This code is taken from the repository of the author of Faster-RCNN detector: https://github.com/rbgirshick/py-faster-rcnn/blob/781a917b378dbfdedb45b6a56189a31982da1b43/lib/datasets/voc_eval.py#L177-L189

            overlaps = inters / uni
            ovmax = np.max(overlaps)
            jmax = np.argmax(overlaps)

        if ovmax > ovthresh:
            if not R['difficult'][jmax]:
                if not R['det'][jmax]:
                    tp[d] = 1.
                    R['det'][jmax] = 1
                else:
                    fp[d] = 1.
        else:
            fp[d] = 1.

Where:

overlaps is an array of IoUs - Intersects of Unions
ovmax is the maximum IoU
ovthresh is constant value of IoU-threshold = 0.5
R['difficult'][jmax] - flag that this ground-truth is difficult
R['det'][jmax] - flag that this ground-truth already detected
tp - true positive flag
fp - false positive flag

So if ground-truth is difficult - then this ground-truth is not taken into account in Precision (neither in true-positive, nor in false-positive).
If the the ovmax > 0.5 re-detected again - then this is false-positive fp.

10.1.1.157.5766.pdf

szm-R · 2018-01-29T15:36:48Z

Thank you @AlexeyAB for your complete explanation.
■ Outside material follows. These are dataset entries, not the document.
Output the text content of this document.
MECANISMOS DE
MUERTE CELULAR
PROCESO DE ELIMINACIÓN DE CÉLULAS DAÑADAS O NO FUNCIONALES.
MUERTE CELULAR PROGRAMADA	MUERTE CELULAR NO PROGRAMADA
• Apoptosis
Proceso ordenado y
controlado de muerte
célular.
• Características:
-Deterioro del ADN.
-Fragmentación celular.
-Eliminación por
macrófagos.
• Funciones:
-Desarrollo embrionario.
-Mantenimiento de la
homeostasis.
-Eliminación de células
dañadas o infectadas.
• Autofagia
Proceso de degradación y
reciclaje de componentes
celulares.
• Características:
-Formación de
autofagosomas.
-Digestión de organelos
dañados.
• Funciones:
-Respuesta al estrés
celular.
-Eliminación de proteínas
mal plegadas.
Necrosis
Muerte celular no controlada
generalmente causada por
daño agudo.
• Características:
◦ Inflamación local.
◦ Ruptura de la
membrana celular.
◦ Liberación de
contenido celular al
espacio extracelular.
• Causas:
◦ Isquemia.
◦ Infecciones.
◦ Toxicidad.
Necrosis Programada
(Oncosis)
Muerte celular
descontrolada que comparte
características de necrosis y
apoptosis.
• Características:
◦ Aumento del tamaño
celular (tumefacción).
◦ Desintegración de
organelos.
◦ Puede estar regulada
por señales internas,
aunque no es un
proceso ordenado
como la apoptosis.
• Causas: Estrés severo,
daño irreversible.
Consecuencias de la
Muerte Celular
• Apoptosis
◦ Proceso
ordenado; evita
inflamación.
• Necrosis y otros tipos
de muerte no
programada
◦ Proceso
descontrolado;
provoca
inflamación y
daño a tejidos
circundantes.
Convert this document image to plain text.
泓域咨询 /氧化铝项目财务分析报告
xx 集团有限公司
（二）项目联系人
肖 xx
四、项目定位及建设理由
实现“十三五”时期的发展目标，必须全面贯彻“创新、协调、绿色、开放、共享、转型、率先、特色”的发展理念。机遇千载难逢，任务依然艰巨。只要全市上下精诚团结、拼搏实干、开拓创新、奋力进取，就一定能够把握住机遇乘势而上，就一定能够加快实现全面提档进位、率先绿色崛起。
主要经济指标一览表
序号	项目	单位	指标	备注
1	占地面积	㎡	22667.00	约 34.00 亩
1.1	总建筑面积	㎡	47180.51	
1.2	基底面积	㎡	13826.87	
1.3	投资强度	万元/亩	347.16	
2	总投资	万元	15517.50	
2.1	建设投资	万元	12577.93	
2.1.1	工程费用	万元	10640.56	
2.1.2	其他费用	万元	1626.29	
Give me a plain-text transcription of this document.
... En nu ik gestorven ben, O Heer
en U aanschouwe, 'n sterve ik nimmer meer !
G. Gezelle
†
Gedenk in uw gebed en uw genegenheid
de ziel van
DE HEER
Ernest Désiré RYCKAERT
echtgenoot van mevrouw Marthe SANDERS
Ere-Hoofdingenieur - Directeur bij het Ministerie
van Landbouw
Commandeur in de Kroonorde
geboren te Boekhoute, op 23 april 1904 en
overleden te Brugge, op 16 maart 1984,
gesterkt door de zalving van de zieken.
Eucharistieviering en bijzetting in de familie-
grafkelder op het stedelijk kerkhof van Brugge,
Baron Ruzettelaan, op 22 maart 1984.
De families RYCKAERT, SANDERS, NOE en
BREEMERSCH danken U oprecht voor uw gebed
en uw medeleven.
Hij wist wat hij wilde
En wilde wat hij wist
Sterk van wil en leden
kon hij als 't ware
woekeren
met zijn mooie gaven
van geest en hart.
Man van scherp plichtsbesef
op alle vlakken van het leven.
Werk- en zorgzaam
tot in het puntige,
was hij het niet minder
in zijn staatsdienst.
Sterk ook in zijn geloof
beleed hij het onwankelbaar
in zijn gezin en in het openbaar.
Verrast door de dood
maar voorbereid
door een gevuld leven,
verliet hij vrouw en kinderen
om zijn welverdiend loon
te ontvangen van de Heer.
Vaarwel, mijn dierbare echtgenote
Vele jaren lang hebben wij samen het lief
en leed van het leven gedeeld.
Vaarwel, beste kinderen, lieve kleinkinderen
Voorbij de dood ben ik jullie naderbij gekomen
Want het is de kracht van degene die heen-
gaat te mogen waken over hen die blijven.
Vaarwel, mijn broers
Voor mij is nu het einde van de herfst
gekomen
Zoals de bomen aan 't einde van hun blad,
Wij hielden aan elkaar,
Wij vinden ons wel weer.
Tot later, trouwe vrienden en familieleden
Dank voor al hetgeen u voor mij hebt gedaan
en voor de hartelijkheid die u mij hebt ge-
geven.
I do something exactly like checking R['det'][jmax] in my code. I added the "difficult" checking part, but for some reason, the AP got even worse, I should check it more, but meanwhile, can you point me to the exact procedure of evaluating with voc_eval.py? Most important of which is the command line code to get the detection results as there are several validation functions in detector.c as far as I have understood.

MiZhangWhuer · 2018-01-29T16:19:04Z

Hi @szm2015 @AlexeyAB , I also plot the PR curve following the link https://github.com/D-X-Y/caffe-faster-rcnn/blob/dev/examples/FRCNN/calculate_voc_ap.py , and print the P-R values before mAP is computed.
1. But I wonder why the precision value do not approximate to zero ? Attachments are my predicted bounding boxes file (PredBBoxes.txt) and corresponding ground truth bounding boxes file (GTBBoxes.txt). Note that all the bounding boxes is not the "difficult" type.
2. The P-R curve seems correct when I adding the following code (see attachment: line 251 in calculate_ap.py.txt ) to normalize the recall values:
rec = (rec - rec.min())/(rec.max() - rec.min())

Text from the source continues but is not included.